こんにちは!FLOW会計事務所の堀です。

「消費税の課税区分、何だか難しくて苦手…」と感じていませんか?

経理を担当する上で、「課税」「不課税」「非課税」「免税」を正しく理解することは、企業の消費税納税額を適正に計算するために不可欠です。

もし区分を間違えてしまうと、最終的な納税額が大きく変わってしまう可能性があります。

この記事では、4つの区分について、初心者の方にも分かりやすいよう具体例を交えて解説します!

◆なぜ課税区分を正しく理解する必要があるのか?

消費税の納税額は、原則として、預かった消費税から支払った消費税を差し引いて計算されます(これを仕入税額控除といいます)。

この「差し引ける金額」は、事業全体の「課税売上割合」によって変わる場合があります。非課税売上が多いと、差し引ける金額が少なくなり、最終的な納税額が大きく変わってしまうのです。

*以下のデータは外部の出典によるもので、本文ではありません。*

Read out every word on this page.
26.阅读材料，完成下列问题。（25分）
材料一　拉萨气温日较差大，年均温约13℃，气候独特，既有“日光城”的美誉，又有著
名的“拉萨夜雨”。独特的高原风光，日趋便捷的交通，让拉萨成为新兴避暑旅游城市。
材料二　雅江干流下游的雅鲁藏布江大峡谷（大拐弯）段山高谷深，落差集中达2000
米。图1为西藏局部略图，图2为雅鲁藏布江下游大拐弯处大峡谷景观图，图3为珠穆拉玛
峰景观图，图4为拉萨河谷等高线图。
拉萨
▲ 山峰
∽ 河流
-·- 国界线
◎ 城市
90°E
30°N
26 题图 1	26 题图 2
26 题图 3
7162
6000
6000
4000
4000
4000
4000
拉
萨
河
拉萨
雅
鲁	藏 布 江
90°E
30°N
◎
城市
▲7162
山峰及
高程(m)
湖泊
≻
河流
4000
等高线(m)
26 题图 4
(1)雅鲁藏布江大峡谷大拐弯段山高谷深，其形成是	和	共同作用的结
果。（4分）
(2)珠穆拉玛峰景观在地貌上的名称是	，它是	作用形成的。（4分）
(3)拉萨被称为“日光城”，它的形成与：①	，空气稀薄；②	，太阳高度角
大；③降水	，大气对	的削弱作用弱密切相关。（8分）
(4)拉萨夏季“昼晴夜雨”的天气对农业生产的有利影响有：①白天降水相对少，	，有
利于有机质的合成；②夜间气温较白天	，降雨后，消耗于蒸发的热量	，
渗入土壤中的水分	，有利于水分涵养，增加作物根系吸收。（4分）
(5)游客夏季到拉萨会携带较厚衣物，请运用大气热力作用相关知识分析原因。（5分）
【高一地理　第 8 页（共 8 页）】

このため、日々の会計入力で正しい区分を選択することが非常に重要になります!

◆課税区分を判断する3つのステップ

どの課税区分に該当するかは、以下の3つのステップで順番に判断します。

  1. 不課税取引か?

→ 2. 非課税取引か?

→ 3. 免税取引か?

→ 4. どれでもなければ「課税取引」

◆4つの課税区分を具体例で解説

1. 不課税取引(消費税の対象外)

そもそも消費税の課税対象となる4つの要件を満たさない取引です。

4つの要件とは:

「事業者が」「国内で」「対価を得て」「資産の譲渡及びサービスの提供であること」

以上の4要件すべてを満たすものが課税の対象となり、どれか1つでも欠けている取引は課税対象とはなりません。

〈不課税取引の主な具体例〉

◯給与、賃金(雇用契約に基づき事業でないため)

◯寄付金、補助金、保険金、配当金(対価を得ないため)

◯国外での取引

2. 非課税取引(消費税がかからない例外)

課税対象の4要件は満たしますが、社会政策的な理由から例外的に消費税が免除される取引です。消費税法で限定的に定められています。

〈非課税取引の主な具体例〉

◯土地の譲渡・貸付け(ただし、駐車場や1ヶ月未満の貸付は課税)

◯居住用家賃(事務所家賃などは課税)

◯商品券、プリペイドカード

◯預金の利子、有価証券の譲渡

◯社会保険診療、介護保険サービス

3. 免税取引(消費税が免除される輸出関連)

課税対象の4要件をすべて満たしますが、国外で消費される取引のため、消費税が免除される取引です。

〈免税取引の主な具体例〉

◯商品の輸出

◯国際輸送(旅客・貨物)

◯非居住者(外国人など)へのサービス提供

4. 課税取引(消費税がかかる取引)

これまでの3つの区分にいずれも該当しない、原則的な取引です。

課税取引は、標準税率10%と、飲食料品などにかかる軽減税率8%に分けられます。

〈課税取引の主な具体例〉

◯商品の販売、サービスの提供

◯レストランでの飲食(外食)

◯オフィス用品の購入

◯税理士報酬などの専門家サービス

まとめ

消費税の課税区分は、最初は複雑に感じるかもしれませんが、この記事で解説した3ステップの判断方法を参考にすれば、迷うことなく会計処理ができるようになるはずです!

日々の会計入力を正確に行うことが、適正な納税、ひいては企業の安定経営につながります。判断に迷った際は、国税庁のウェブサイトや、お近くの税理士にご相談ください!